By the mid-1990s, however, Fisk was once again in financial trouble.  The departures of four presidents in less than a decade had interfered with fund-raising efforts.  Some trustees who had been instrumental in raising money rotated off the board, and others resigned after disagreements over financial matters

Fisk had no resources to promote its art, and gallery attendance slumped.  At its main gallery, named for Mr. Van Vechten, the roof leaked and climate controls failed.

In 2004, Ms. O'Leary took over as president, raising hopes for a turnaround.  To spark donations, she publicized Fisk's dire condition.  Five straight years of $2 million budget deficits, she said, had consumed half of its endowment, leaving just $7 million.  She said she had little choice but to sell part of the Stieglitz collection.

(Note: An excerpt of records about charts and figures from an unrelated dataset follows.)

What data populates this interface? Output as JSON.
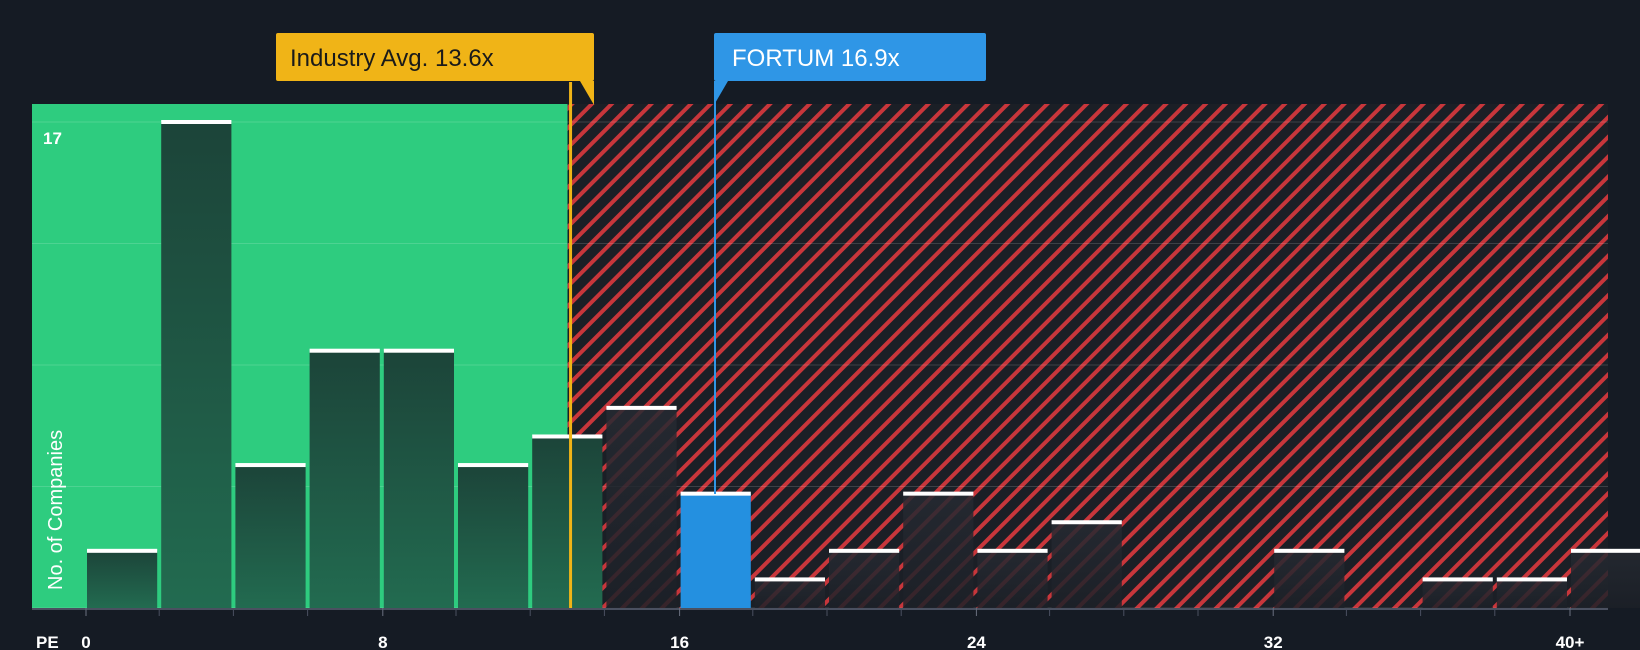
{
  "chart_data": {
    "type": "bar",
    "title": "",
    "xlabel": "PE",
    "ylabel": "No. of Companies",
    "xlim": [
      0,
      40
    ],
    "ylim": [
      0,
      17
    ],
    "bin_width": 2,
    "x_ticks": [
      {
        "value": 0,
        "label": "0"
      },
      {
        "value": 8,
        "label": "8"
      },
      {
        "value": 16,
        "label": "16"
      },
      {
        "value": 24,
        "label": "24"
      },
      {
        "value": 32,
        "label": "32"
      },
      {
        "value": 40,
        "label": "40+"
      }
    ],
    "y_max_label": "17",
    "bins": [
      {
        "x": 0,
        "count": 2
      },
      {
        "x": 2,
        "count": 17
      },
      {
        "x": 4,
        "count": 5
      },
      {
        "x": 6,
        "count": 9
      },
      {
        "x": 8,
        "count": 9
      },
      {
        "x": 10,
        "count": 5
      },
      {
        "x": 12,
        "count": 6
      },
      {
        "x": 14,
        "count": 7
      },
      {
        "x": 16,
        "count": 4,
        "highlight": true
      },
      {
        "x": 18,
        "count": 1
      },
      {
        "x": 20,
        "count": 2
      },
      {
        "x": 22,
        "count": 4
      },
      {
        "x": 24,
        "count": 2
      },
      {
        "x": 26,
        "count": 3
      },
      {
        "x": 32,
        "count": 2
      },
      {
        "x": 36,
        "count": 1
      },
      {
        "x": 38,
        "count": 1
      },
      {
        "x": 40,
        "count": 2
      }
    ],
    "industry_avg": {
      "value": 13.6,
      "label": "Industry Avg. 13.6x"
    },
    "company": {
      "value": 16.9,
      "label": "FORTUM 16.9x"
    }
  },
  "colors": {
    "background": "#151b24",
    "good_zone": "#2ecc7f",
    "bad_zone": "#e23d3d",
    "bar_dark": "#1b4a3c",
    "company_bar": "#2490e0",
    "industry": "#f0b417",
    "company": "#2f96e6"
  }
}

The Georgia O'Keeffe Foundation argued that the plan would violate the artist's sale prohibition -- and would void the donation and necessitate the collection's return to the O'Keeffe museum.  Fisk maintained it had the right under state law to sell the paintings -- and that in a later letter Ms. O'Keeffe had withdrawn her prohibition of a sale.

Saul Cohen, president of the museum's board of directors, says the attorney general's plan to solicit other bidders for 30 days would help Fisk, while still leaving the O'Keeffe museum a chance to get the painting.

Says the attorney general:  "We will let the Stieglitz collection go if it means maintaining the survival of Fisk."